Aider les jeunes chercheurs pour les faire rester dans le pays

Jean-Marie Lehn, photo: Anne-Claire Veluire

Le professeur Jean-Marie Lehn, Prix Nobel de chimie 1987 et professeur au Collège de France, a présidé, mardi, la cérémonie de remise des prix de chimie, pharmacie et médecine, à de jeunes chercheurs tchèques qui s’est déroulée à l’Ambassade de France à Prague. Principal promoteur de cette initiative, il a évoqué pour Radio Prague les débuts de cet important soutien accordé par la France à la recherche tchèque.

Jean-Marie Lehn,  photo: Anne-Claire Veluire
« Le coup d’envoi a été donné par la conjonction de trois choses. D’une part, l’Université Charles m’a donné un doctorat honoris causa, ensuite j’étais conseiller chez Rhône-Poulenc, qui était la plus grande entreprise à large éventail, de chimie jusqu’à pharmacie, et la troisième chose c’est qu’à l’ouverture des frontières, il y avait un très grand risque de voir les jeunes étudiants de ces pays de l’Est, s’échapper pour aller à l’Ouest, chercher de meilleures conditions à l’Ouest, et ce n’était pas bon pour les universités et les institutions d’études supérieures d’Europe centrale et, en particulier, en République tchèque. «

C’est là que vous avez pris cette initiative.

« J’ai invité le directeur des recherches de Rhône-Poulenc et six entreprises étaient aussi intéressées par le fait que dans les laboratoires d’Europe centrale il y avait beaucoup de composés chimiques qui pouvaient être intéressants pour leur activité biologique, il y avait donc vraiment des prospections pour essayer d’avoir des accords avec des laboratoires des universités, pour obtenir des produits et, éventuellement, si les produits se révélaient intéressants du point de vue pharmaceutique, faire le contrat avec le laboratoire etc. Toutes ces conjonctions et le fait que c’était Prague qui m’a donné le docteur honoris causa, et comme le directeur scientifique était d’accord, nous avons décidé de créer un prix qui couvre à peu près une année de bourse. Les lauréats de ce prix ont dû s’engager à rester au moins une année dans le laboratoire. Une façon de leur donne une aide financière pour les faire rester ».

C’était donc le début…

Photo: Commission européenne
« Oui, ça c’était au début, il y a eu trois prix au début, d’abord pour l’Université Charles, ensuite cela s’est étendu à tout Prague et puis à toute la Tchécoslovaque, tandis que les prix actuels concernent la République tchèque ».

Les années 1990 ont-elles été difficiles pour la science tchèque ?
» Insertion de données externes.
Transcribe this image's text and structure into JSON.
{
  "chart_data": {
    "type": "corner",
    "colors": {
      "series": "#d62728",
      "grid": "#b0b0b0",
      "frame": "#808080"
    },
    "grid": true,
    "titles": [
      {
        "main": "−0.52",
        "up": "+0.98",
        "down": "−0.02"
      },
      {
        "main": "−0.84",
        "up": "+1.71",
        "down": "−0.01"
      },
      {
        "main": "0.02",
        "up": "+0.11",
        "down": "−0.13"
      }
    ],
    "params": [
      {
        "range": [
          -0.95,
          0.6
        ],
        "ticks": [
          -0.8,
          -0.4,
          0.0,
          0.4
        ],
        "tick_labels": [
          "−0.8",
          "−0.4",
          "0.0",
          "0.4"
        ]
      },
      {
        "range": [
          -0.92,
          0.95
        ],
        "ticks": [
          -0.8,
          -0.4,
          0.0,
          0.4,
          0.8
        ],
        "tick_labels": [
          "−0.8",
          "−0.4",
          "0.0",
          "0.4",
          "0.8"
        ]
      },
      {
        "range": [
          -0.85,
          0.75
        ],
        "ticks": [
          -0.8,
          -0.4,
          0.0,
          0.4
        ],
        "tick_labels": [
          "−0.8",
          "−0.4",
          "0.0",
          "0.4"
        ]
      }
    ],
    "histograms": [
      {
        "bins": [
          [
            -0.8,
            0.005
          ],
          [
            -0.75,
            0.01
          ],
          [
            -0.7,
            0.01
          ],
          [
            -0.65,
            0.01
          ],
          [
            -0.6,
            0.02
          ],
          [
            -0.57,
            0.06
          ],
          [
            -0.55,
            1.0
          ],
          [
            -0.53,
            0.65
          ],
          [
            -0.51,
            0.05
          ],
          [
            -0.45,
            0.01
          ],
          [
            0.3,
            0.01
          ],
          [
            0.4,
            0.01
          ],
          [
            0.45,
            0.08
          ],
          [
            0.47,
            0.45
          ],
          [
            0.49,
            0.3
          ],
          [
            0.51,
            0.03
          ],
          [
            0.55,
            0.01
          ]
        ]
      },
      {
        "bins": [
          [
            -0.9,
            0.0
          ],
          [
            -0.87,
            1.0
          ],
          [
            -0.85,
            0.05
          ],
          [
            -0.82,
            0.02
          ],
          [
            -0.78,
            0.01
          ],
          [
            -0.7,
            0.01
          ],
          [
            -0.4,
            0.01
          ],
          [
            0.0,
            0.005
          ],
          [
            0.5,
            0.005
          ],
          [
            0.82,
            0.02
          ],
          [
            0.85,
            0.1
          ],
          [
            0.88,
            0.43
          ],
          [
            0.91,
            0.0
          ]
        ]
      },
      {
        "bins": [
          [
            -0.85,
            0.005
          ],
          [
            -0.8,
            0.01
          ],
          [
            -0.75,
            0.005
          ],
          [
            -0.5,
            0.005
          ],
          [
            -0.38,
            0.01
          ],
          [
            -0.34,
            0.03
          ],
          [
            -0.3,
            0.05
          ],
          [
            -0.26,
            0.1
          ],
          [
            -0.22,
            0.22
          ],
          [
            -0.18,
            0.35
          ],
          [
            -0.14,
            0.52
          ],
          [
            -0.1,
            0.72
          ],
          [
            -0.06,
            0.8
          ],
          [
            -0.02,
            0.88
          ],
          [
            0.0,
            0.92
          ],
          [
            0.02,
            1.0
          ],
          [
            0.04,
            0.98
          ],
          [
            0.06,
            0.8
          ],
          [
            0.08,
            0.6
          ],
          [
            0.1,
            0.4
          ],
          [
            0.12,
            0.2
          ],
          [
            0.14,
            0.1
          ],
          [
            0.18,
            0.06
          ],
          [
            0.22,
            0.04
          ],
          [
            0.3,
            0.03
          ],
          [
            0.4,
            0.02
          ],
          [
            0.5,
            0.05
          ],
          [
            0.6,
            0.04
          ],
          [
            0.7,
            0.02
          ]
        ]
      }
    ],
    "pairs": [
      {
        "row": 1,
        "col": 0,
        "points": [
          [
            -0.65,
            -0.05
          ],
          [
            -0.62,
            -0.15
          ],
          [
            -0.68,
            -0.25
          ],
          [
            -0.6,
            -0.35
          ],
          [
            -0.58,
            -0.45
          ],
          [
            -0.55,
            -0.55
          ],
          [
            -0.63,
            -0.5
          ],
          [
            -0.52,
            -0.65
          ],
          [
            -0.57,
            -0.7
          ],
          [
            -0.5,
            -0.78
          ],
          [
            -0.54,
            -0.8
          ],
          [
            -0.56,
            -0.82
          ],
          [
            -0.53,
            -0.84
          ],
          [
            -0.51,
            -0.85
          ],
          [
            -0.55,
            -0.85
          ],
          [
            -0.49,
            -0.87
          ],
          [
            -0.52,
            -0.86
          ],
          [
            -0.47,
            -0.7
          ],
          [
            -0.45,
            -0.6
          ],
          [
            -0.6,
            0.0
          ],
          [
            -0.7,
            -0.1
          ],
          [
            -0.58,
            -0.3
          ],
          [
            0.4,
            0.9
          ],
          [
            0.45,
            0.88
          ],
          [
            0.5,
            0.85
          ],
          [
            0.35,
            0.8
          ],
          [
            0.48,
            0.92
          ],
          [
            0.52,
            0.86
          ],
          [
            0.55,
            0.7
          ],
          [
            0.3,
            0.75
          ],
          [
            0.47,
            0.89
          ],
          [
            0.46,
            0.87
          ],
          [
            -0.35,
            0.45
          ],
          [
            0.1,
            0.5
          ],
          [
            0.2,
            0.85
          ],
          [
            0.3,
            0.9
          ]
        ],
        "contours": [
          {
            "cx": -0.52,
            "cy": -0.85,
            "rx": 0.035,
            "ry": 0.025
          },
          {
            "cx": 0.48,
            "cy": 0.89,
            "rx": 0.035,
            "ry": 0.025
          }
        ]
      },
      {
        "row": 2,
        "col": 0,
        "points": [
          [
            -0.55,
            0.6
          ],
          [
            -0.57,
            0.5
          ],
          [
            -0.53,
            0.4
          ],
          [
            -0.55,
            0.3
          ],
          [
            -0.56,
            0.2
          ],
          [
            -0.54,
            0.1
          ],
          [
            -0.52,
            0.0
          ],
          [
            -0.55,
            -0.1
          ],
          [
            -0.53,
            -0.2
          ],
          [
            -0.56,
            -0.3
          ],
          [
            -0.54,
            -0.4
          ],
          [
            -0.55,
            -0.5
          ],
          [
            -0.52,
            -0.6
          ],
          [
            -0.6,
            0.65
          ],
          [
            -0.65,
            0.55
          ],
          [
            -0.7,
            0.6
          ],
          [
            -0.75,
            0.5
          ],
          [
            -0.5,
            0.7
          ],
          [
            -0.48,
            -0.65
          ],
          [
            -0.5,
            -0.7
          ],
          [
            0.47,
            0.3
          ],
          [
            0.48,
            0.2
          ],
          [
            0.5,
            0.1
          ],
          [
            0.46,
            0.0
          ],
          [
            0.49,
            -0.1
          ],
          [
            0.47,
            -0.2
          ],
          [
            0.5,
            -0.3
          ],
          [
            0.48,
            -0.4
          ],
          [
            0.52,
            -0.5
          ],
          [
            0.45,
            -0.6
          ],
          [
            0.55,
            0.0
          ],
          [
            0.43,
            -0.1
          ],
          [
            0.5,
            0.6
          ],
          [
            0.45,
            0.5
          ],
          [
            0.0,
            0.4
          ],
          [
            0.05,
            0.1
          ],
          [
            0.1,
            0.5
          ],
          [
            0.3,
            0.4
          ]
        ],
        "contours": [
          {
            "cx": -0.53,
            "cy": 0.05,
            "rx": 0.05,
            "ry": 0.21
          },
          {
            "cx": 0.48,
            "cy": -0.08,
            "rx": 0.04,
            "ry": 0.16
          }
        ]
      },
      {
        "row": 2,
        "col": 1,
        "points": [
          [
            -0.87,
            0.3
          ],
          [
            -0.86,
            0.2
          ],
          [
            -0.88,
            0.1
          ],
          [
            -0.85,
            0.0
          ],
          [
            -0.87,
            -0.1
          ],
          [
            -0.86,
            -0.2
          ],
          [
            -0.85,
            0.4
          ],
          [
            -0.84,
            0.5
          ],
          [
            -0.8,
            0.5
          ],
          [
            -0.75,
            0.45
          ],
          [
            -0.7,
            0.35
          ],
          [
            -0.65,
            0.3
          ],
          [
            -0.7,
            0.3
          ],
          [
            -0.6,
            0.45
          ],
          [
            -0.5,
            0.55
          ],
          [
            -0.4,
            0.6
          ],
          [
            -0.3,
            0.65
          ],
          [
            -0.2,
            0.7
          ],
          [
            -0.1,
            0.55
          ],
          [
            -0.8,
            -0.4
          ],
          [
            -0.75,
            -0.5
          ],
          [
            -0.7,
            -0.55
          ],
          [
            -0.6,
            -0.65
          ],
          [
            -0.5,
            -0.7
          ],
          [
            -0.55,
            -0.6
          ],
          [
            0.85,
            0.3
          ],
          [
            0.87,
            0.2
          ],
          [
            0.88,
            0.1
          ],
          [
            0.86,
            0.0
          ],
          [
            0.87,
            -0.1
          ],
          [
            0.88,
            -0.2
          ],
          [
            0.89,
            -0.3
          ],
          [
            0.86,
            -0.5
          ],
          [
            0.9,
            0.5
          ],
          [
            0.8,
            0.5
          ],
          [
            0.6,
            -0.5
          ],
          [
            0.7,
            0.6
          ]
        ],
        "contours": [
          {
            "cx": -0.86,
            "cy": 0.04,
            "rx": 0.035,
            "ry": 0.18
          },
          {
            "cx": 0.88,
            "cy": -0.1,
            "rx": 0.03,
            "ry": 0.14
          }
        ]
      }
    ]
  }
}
« La période après l’ouverture a été très difficile, extrêmement difficile, avec des salaires misérables comparé à ce qu’il y avait à l’Ouest, évidemment, et on pouvait bien comprendre que les jeunes Tchèques regardaient du côté Ouest pour leur avenir. C’est pour cela qu’on a essayé de faire quelque chose pour qu’ils restent ici, car si les jeunes partent, c’est très très mauvais pour la science ici. On a donc contribué avec quelque chose, j’espère ».

Patrick Maestro, directeur en recherche avancée pour le groupe Rhodia, s’interroge pour sa part sur l’intérêt des prix accordés par l’Ambassade de France et les entreprises partenaires, Rhodia CR, Sanofi-Aventis et Pierre Fabre Médicament.

Patrick Maestro
« C’est un intérêt très important dans la mesure où Rhodia a pour mission de développer l’innovation pour que le groupe assure une croissance et cette innovation se nourrit beaucoup de nos recherches propres, mais aussi de la connaissance des recherches qui se font dans le monde académique. Donc être membre d’un jury me permet d’avoir des présentations des dernières avancées de la recherche en République tchèque, en chimie. »

Quel jugement portez-vous sur la qualité des jeunes chercheurs tchèques ?

« J’ai trouvé une très bonne qualité d’ensemble, avec en particulier des recherches de fond qui sont de grande qualité, mais également une aisance dans la présentation qui est très importante. Et les sujets présentés, ce sont des sujets au bon niveau par rapport à la compétition internationale ».